Tuesday, December 28, 2004

Goa- Anjuna and Panjim

(We were here December 5-12). Goa is famous for its beaches, and we couldn't wait to see them! There are so many to choose from, but we chose the city of Anjuna for our first stop. It is known for its nice beaches and has great opportunties for viewing the alternative scence of hippies and ravers.



Sitting alone on the beach is difficult for more than five minutes, as there are quite a few ladies selling pineapple and other fruit. With a big fruit basket balanced on their heads and a large knife swinging in their hands as they move down the beach, they look a bit scary from a distance as they approach. "Hello! Pineapple? Maybe later?" and they are off down to the next sitting victim. I snuck a picture of a few of them here.



Goan Fruit Sellers



We were also approached by a man claiming to be an ear cleaner. After a cursory glance, he verified that Dean's inner ears were "very dirty!" If Dean ever wanted to be healthy again with such filthy ears, this man would give a free demo and he even had a little book of written recommendations. This technique is billed as a cleansing health experience to help heal the whole body. Hmmmm....



Luckily, Dean passed on the ear business, as we suspected the going rate was around $10 based on the comments book which advised one to negotiate first, while others simply had written "interesting." Dean also had to brush away a back rub demo and a lady who wanted us to "just look" at her shop. "No charge for looking" is a well-known phrase in India.



In other observations, the dogs in Goa seemed fat and well cared for, and the locals also seemed well off from the tourist business. The famous Wednesday market was nearly impossible to negotiate good bargains as most foreigners here are willing to pay anything because they don't know the real rates. But we still got some good finds, so many that we had to mail home another box. Below, a view of all the colorful junk you can buy- bags, purses, hippy blouses, metal work, spices, jewelry...



Anjuna Flea Market



We had our first meal of fish in a long time, and it was so great! Dean found a nice French restaurant and we even had wine (which was not available in most of the other "dry" states or either billed to you as orange juice to avoid the law).
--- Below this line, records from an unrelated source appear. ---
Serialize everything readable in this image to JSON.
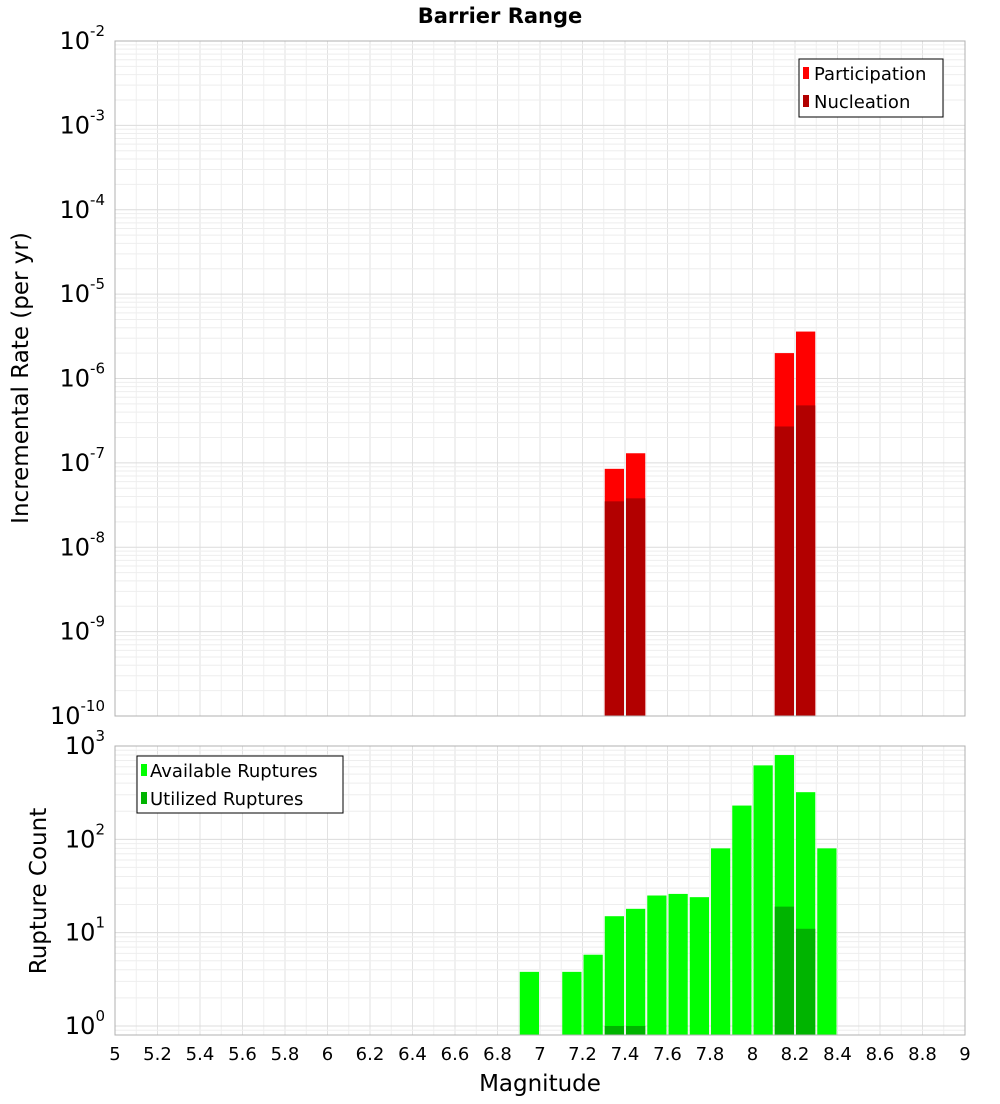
{
  "figure": {
    "title": "Barrier Range",
    "xlabel": "Magnitude"
  },
  "chart_data": [
    {
      "type": "bar",
      "title": "Barrier Range",
      "xlabel": "Magnitude",
      "ylabel": "Incremental Rate (per yr)",
      "yscale": "log",
      "ylim": [
        1e-10,
        0.01
      ],
      "xlim": [
        5,
        9
      ],
      "yticks": [
        {
          "base": "10",
          "exp": "-10"
        },
        {
          "base": "10",
          "exp": "-9"
        },
        {
          "base": "10",
          "exp": "-8"
        },
        {
          "base": "10",
          "exp": "-7"
        },
        {
          "base": "10",
          "exp": "-6"
        },
        {
          "base": "10",
          "exp": "-5"
        },
        {
          "base": "10",
          "exp": "-4"
        },
        {
          "base": "10",
          "exp": "-3"
        },
        {
          "base": "10",
          "exp": "-2"
        }
      ],
      "grid": true,
      "legend_position": "top-right",
      "bar_width": 0.1,
      "series": [
        {
          "name": "Participation",
          "color": "#ff0000",
          "x": [
            7.35,
            7.45,
            8.15,
            8.25
          ],
          "values": [
            8.5e-08,
            1.3e-07,
            2e-06,
            3.6e-06
          ]
        },
        {
          "name": "Nucleation",
          "color": "#b20000",
          "x": [
            7.35,
            7.45,
            8.15,
            8.25
          ],
          "values": [
            3.5e-08,
            3.8e-08,
            2.7e-07,
            4.8e-07
          ]
        }
      ]
    },
    {
      "type": "bar",
      "xlabel": "Magnitude",
      "ylabel": "Rupture Count",
      "yscale": "log",
      "ylim": [
        0.8,
        1000
      ],
      "xlim": [
        5,
        9
      ],
      "yticks": [
        {
          "base": "10",
          "exp": "0",
          "value": 1
        },
        {
          "base": "10",
          "exp": "1",
          "value": 10
        },
        {
          "base": "10",
          "exp": "2",
          "value": 100
        },
        {
          "base": "10",
          "exp": "3",
          "value": 1000
        }
      ],
      "xticks": [
        "5",
        "5.2",
        "5.4",
        "5.6",
        "5.8",
        "6",
        "6.2",
        "6.4",
        "6.6",
        "6.8",
        "7",
        "7.2",
        "7.4",
        "7.6",
        "7.8",
        "8",
        "8.2",
        "8.4",
        "8.6",
        "8.8",
        "9"
      ],
      "grid": true,
      "legend_position": "top-left",
      "bar_width": 0.1,
      "series": [
        {
          "name": "Available Ruptures",
          "color": "#00ff00",
          "x": [
            6.95,
            7.15,
            7.25,
            7.35,
            7.45,
            7.55,
            7.65,
            7.75,
            7.85,
            7.95,
            8.05,
            8.15,
            8.25,
            8.35
          ],
          "values": [
            3.8,
            3.8,
            5.8,
            15,
            18,
            25,
            26,
            24,
            80,
            230,
            620,
            800,
            320,
            80
          ]
        },
        {
          "name": "Utilized Ruptures",
          "color": "#00b400",
          "x": [
            7.35,
            7.45,
            8.15,
            8.25
          ],
          "values": [
            1,
            1,
            19,
            11
          ]
        }
      ]
    }
  ]
}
As for the hippy scene, we did see a few of them, lying naked or topless, much to the amusement of the local teenage boys strolling by for a glimpse of flesh. Others were playing raquetball on the beach, just keeping the ball going between the paddles. And we had fun watching the Western man who was extremely fascinated with his hands as he moved them slowly in front of his face. His girlfriend was crashed out in the sand next to him.



We also saw some ravers leaving a club, some dressed in these ridiculous elf costumes or wacky shirts. The best part was that the parties must end at 10 pm due to the local noise restrictions. I can't imagine even starting a party before 10, but they seemed to manage and moved on to the next hip spot I'm sure.



After Anjuna, we headed south to Panjim (also called Panaji), the capital of the state. We had meant to only stay for a day before heading to another beach further south, but liked the town so much that we stayed for three. It had a cute harbor, colorful buildings, and old Catholic churches. There was even the last bit of their international film festival and we were able to see some of the carnival type events and art shows.



goa colors



Once again, Dean needed some time for the grad school applications, so I headed out to Candolim beach. Here, a big ore ship (the River Princess from Moscow) had run aground during a monsoon in June, and it created quite a change in the nearby sand. It made some nice tidepools and was good for wading. Apparently the locals have nearly stripped the boat clean and Greenpeace is trying to get someone to move the mess.







I rented a lovely cushioned lounge chair complete with shading umbrella. It was nice to read and sip some fresh lime soda in relative peace. This beach only had a few map sellers and was mostly full of aging European tourists who should have rethought those speedos. Dean joined me on another trip out to Candolim beach and we had a great time body surfing in the waves.



Another day we went to Old Goa to wait in line to see the body of St. Xavier, shown only once every 10 years. Dean discussed this in his post. We couldn't take pictures of his shriveled body, which I am certain must be embalmed even though they claim it is a "miracle of preservation." Below is a picture of a different Goan church.